Well, they are having me schedule the reference checks for Monday and Tuesday.
It was so weird rehashing my whole life with them. It will also be weird talking to my old Sprint boss--immesshed, educational, intense and all-encompasing are the words that come to mind of my time being what he called his "work wife." A very different time, and that corporate life is such a very different world. But, it was one I was strangely happy and relaxed in on Friday.
David is getting a bit more work from the company he's been with for three years. Last month we thought they'd dried up completely, but now it looks like it will keep us going a big longer. We are still actively looking hard for a regular position for him also. Between the two of us, we will be able to execute a 7-year plan to put our lives back in a good place. I have talked to my Bishop and other trusted counselors and feel very relieved about this plan. I know that being here in Utah will make things easier for the kids.

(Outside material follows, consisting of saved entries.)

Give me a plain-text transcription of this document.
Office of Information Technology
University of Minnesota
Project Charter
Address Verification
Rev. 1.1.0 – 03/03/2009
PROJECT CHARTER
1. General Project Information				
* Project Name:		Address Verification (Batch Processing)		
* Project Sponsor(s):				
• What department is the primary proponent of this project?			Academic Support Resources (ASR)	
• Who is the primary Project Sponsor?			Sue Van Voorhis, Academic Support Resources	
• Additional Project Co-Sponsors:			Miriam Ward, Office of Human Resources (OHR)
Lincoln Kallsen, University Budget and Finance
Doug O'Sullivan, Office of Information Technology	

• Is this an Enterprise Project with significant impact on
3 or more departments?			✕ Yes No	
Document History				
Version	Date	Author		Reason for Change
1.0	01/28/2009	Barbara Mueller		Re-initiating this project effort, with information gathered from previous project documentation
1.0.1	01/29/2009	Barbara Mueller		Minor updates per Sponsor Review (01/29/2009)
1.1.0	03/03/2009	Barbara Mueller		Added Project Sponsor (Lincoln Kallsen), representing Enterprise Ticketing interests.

Plus, this wonderful woman I was working with when I was deciding on doing a day care, she lives three houses down and runs the sweetest little 8-child, all-girl day care complete with French and ballet. I told her I likely need to be on her very long waiting list, and she said she will have an opening in late August and I'm officially on the top of the waiting list as far as she's concerned. That is a huge relief for my concerns about Lucy.
Well, it looks like after all the many, many doors we've pushed on and keep pushing on, one is opening. It is not the door I thought would be the right one for us, or that I thought I wanted to be the right one, but I can see that right now, it is a miracle that it seems to be a very timely solution for us.
Anyway, I'll let you know. Maybe my references will let the cat out of the bag about me and there won't be an offer after all.
But if so, then I'll be a working full time farmer with four kids. That will make for a lot of interesting blogging which I will never have time to do. However, I really like the company and know I'd be good at the job. Plus, paychecks are nice.
PS--if you click on the link about my dad above, you'll learn that he was in fact one of the inventors of the PC. Cool huh? But he's dead now. And he was nuts.
Wednesday, May 28, 2008
Let's hear it for my mom . . .
Am I really that old? You all probably have no reference for that. Sigh. Good old 80s
Anyway, short post today because my fingers are stiffening up. I dreamed all night about how I should be trying to take off the sod in the pasture, not digging holes and then shaking off the dirt. I did a 2ft x 40 ft swatch by hand this morning and had three new blisters and old-people hands. My mom insisted we rent something and offered to foot the bill.
I called Diamond rental and asked about a sod-cutter to take off the grass in the 4 ft "boxes"--then we could use my cousin's rear-tine tiller (big) to till them no problem--the grass is the problem for the tiller. The rental wasn't that much, just $20 an hour, and they only counted two hours even though we were bringing it back tomorrow morning.
Now, all the boxes are grass free (8 of them, ranging from 60 ft to 30 feet). However, though the machines may be faster, they are not easier. I felt like I was taming a 300 lb, very loud bronco all day, followed by a great deal of rolling the very heavy sod up and putting it in the aisles. We worked until there was just no more light, about 9 p.m.
I have never, ever done this much physical labor in one day. I literally can hardly walk.
Boo hoo, I know, It's my own fault. Still, I'm excited that we are so much closer to having it ready to plant than we were last night. Yay! Ow!!
PS: Hey Suz, I've done my share of lurking on sites and you're very welcome to hang out--glad you liked the vid--it's wacky and interesting and really makes you think about things. My grandma was also silent between her stroke and her death, and I really felt she was aware of things. The brain is a fascinating thing.